In Recess

My Name Is Where My Honor Lies

Houston attorney Zachary Caballero’s poetry answers the eternal question of “who am I?”

Interview by Eric Quitugua

Zachary Caballero on Stage Reciting Poetry
ABOVE: “You can call it word vomit. You can call it spontaneous combustion. but the point of the matter is, I can’t stop it from coming out. And that’s when I know that a poem is right in the air,” Zachary Caballero told the Texas Bar Journal. Photo courtesy of Christopher Diaz Photography.

Meeting Zachary Caballero, one immediately notices the innate drive and passion he has for poetry. When he speaks, he does so rhythmically, beating his hands on the table when making impassioned revelations. Just like the surge of poetic thought coming out of him, Caballero responds to questions with a sense of urgency. The Houston-based personal injury law attorney and descendant of Mexican immigrants deep-dives into his identity, both celebrating it and confronting his own contradictions—and often in front of audiences in H Town’s slam poetry scene. Caballero met with the Texas Bar Journal in November 2019 to jump into the background of his art.

Let’s start with the basics. When did you begin writing poems?
The first poem I ever wrote was in the seventh grade at Ridgeview Middle School in Mr. Malcolm’s English class. Then the next one was a love poem to my girlfriend once I realized I could write poems. But I didn’t start performing until about five or six years later. The writer part I kept more secret because I was young and unsure of what it means to be 12 years old and write poems and also play football.
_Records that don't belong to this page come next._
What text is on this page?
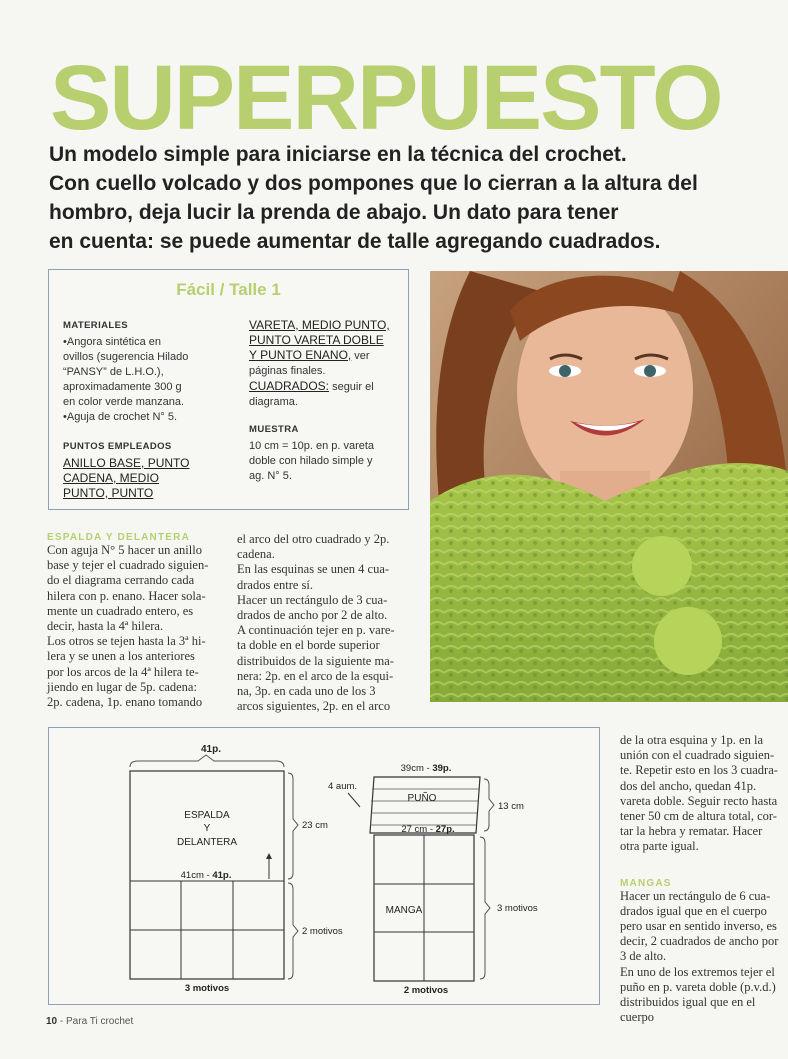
SUPERPUESTO
Un modelo simple para iniciarse en la técnica del crochet.
Con cuello volcado y dos pompones que lo cierran a la altura del
hombro, deja lucir la prenda de abajo. Un dato para tener
en cuenta: se puede aumentar de talle agregando cuadrados.
Fácil / Talle 1

MATERIALES

•Angora sintética en

ovillos (sugerencia Hilado

“PANSY” de L.H.O.),

aproximadamente 300 g

en color verde manzana.

•Aguja de crochet N° 5.

PUNTOS EMPLEADOS

ANILLO BASE, PUNTO

CADENA, MEDIO

PUNTO, PUNTO

VARETA, MEDIO PUNTO,

PUNTO VARETA DOBLE

Y PUNTO ENANO, ver

páginas finales.

CUADRADOS: seguir el

diagrama.

MUESTRA

10 cm = 10p. en p. vareta

doble con hilado simple y

ag. N° 5.

ESPALDA Y DELANTERA

Con aguja N° 5 hacer un anillo

base y tejer el cuadrado siguien-

do el diagrama cerrando cada

hilera con p. enano. Hacer sola-

mente un cuadrado entero, es

decir, hasta la 4ª hilera.

Los otros se tejen hasta la 3ª hi-

lera y se unen a los anteriores

por los arcos de la 4ª hilera te-

jiendo en lugar de 5p. cadena:

2p. cadena, 1p. enano tomando

el arco del otro cuadrado y 2p.

cadena.

En las esquinas se unen 4 cua-

drados entre sí.

Hacer un rectángulo de 3 cua-

drados de ancho por 2 de alto.

A continuación tejer en p. vare-

ta doble en el borde superior

distribuidos de la siguiente ma-

nera: 2p. en el arco de la esqui-

na, 3p. en cada uno de los 3

arcos siguientes, 2p. en el arco

de la otra esquina y 1p. en la

unión con el cuadrado siguien-

te. Repetir esto en los 3 cuadra-

dos del ancho, quedan 41p.

vareta doble. Seguir recto hasta

tener 50 cm de altura total, cor-

tar la hebra y rematar. Hacer

otra parte igual.

MANGAS

Hacer un rectángulo de 6 cua-

drados igual que en el cuerpo

pero usar en sentido inverso, es

decir, 2 cuadrados de ancho por

3 de alto.

En uno de los extremos tejer el

puño en p. vareta doble (p.v.d.)

distribuidos igual que en el cuerpo

41p.
ESPALDA
Y
DELANTERA
41cm - 41p.
23 cm
2 motivos
3 motivos
4 aum.
39cm - 39p.
PUÑO
27 cm - 27p.
13 cm
MANGA	3 motivos
2 motivos
10 - Para Ti crochet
So, the first poem—what was it and how did it come out and when that lightning rod just kind of shot off, what was that like?
Yeah, I’m pretty sure the lightning rod came from when I was reading The Outsiders by S.E. Hinton. I was writing a poem either about Ponyboy or one of the other characters in terms of how they were perceived, how they were judged—wanting to be seen for something more than how the world sees them. Almost demanding a different perspective. I know it was like a page long, but I remember it was about identity, which is what a lot of my poetry is about. I think the universal idea in literature is trying to answer the question “who am I?” and so I think I started my first poem in some shape or form trying to answer that. It is much like a lightning rod. You can call it word vomit. You can call it spontaneous combustion. But the point of the matter is, I can’t stop it from coming out. And that’s when I know that a poem is right in the air. And that was a new feeling for me—this incessant voice that just won’t quiet; this need to keep putting words on paper until I felt like the job was done. So that’s how it feels—very much like a lightning rod.

Inspiration is a tricky thing because you’re not always going to feel inspired but you still want to write. How do you navigate that and have you ever written something that you weren’t necessarily inspired to write but you knew i have to keep my hands moving even if it doesn’t come out great. I’ve just got to put this down?
Oh, yeah. The things I get inspired to write about now are oftentimes influenced by my family, my heritage, my culture, and how I don’t always fit in with those things. Even then, I didn’t start writing poems about being Mexican, my identity, until junior year of college when my roommate called me out. Somebody was calling from U.T. I said my last name like “Cabalero” because that’s how the majority of people would say my name growing up. My roommate said, “Why do you pronounce your name like that? That’s not your name.” I didn’t know. I didn’t have any true answer. So I backtracked. I didn’t seek out to write this poem (When You Say My Name), but the poem was in response to me being confronted with why do I mispronounce my own name? Because of where I grew up—I grew up in the ’burbs playing soccer with a bunch of white boys. I remember every single time we would check in with the ref and there’d be the player cards and no one could ever pronounce my name—and the laughter. I just remember the laughter. I could never ever forget the laughter. Even as a man now—it was so startling. Being confronted with something and through my own investigation of myself had raised all these things that I’ve dealt with since childhood.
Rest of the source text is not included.